Is depression killing your brain?
Morgan of 3QD points to a fascinating story about new discoveries that are prompting neuroscientists to rethink what depression is, and how anti-depressants actually work.
We're often told that depression is caused by neurochemical imbalances. The assumption is that Prozac and other antidepressants improve the symptoms of depression by boosting the effects of serotonin (or other key neurotransmitters, depending on the drug). Yet, if that's true, why do anti-depressants take weeks to work, despite altering neurotransmitter levels in mere hours?
More recent research suggests that depression is actually a reversible neurodegenerative disease and that antidepressants actually help the brain to heal and thrive again:
In fact, many scientists are now paying increased attention to the frequently neglected symptoms of people suffering from depression, which include problems with learning and memory and sensory deficits for smell and taste. Other researchers are studying the ways in which depression interferes with basic bodily processes, such as sleeping, sex drive, and weight control. Like the paralyzing sadness, which remains the most obvious manifestation of the mental illness, these symptoms are also byproducts of a brain that's literally withering away.
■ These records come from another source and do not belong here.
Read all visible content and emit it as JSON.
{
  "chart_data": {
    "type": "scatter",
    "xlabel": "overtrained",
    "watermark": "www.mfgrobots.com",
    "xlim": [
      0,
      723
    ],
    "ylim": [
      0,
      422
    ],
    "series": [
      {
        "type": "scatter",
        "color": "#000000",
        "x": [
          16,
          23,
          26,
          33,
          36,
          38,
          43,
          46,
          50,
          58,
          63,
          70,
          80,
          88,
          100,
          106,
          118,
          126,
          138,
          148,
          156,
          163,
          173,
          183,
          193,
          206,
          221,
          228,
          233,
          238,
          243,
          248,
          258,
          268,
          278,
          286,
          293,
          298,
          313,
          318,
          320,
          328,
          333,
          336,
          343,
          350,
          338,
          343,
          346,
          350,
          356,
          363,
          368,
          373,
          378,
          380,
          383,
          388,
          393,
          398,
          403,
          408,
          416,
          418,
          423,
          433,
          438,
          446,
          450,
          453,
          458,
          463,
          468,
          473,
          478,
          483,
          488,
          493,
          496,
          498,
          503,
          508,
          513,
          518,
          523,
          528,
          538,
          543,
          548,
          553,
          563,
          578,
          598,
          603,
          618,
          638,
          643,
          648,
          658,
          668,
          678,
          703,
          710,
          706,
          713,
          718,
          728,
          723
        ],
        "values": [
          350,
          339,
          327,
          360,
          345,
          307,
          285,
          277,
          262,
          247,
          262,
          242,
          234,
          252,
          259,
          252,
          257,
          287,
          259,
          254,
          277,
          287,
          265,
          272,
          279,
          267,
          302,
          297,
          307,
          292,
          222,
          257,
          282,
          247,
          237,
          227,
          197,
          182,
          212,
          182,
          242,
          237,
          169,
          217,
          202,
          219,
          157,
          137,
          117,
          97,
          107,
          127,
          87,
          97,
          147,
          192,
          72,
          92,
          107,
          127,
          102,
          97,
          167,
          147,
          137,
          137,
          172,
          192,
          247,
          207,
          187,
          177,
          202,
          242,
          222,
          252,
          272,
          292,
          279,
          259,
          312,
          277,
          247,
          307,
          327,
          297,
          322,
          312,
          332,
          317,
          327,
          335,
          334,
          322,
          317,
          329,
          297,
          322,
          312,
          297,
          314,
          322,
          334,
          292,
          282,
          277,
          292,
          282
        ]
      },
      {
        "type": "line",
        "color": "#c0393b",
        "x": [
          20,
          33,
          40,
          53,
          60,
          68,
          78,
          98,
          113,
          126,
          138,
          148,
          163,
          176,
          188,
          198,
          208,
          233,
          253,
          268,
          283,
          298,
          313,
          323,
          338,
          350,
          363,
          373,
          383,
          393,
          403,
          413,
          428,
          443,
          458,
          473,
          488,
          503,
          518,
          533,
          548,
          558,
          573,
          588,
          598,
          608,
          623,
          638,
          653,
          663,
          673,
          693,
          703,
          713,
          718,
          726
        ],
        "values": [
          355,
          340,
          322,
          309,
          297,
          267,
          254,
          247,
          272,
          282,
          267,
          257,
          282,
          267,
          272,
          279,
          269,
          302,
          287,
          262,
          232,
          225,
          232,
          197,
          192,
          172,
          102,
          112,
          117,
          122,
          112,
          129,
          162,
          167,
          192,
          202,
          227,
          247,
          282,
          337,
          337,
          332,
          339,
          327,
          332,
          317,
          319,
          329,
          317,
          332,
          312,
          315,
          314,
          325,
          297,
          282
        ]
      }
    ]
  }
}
"Depression is caused by problems with the most fundamental thing the brain does, which is process information," says Eero Castren, a neuroscientist at the University of Helsinki. "It's much more than just an inability to experience pleasure."
This new scientific understanding of depression also offers a new way to think about the role of drugs in recovery. While antidepressants help brain cells recover their vigor and form new connections, Castren says that patients must still work to cement these connections in place, perhaps with therapy. He compares antidepressants with anabolic steroids, which increase muscle mass only when subjects also go to the gym.
"If you just sit on your couch, then steroids aren't going to be very effective," he says. "Antidepressants are the same way: if you want the drug to work for you, then you have to work for the drug." [Boston Globe]
I know several people who decline antidepressants because they consider the drugs to be a mere "Band-Aid solution." If this healing hypothesis of antidepressant action is correct, maybe antidepressants aren't just Band-Aids after all.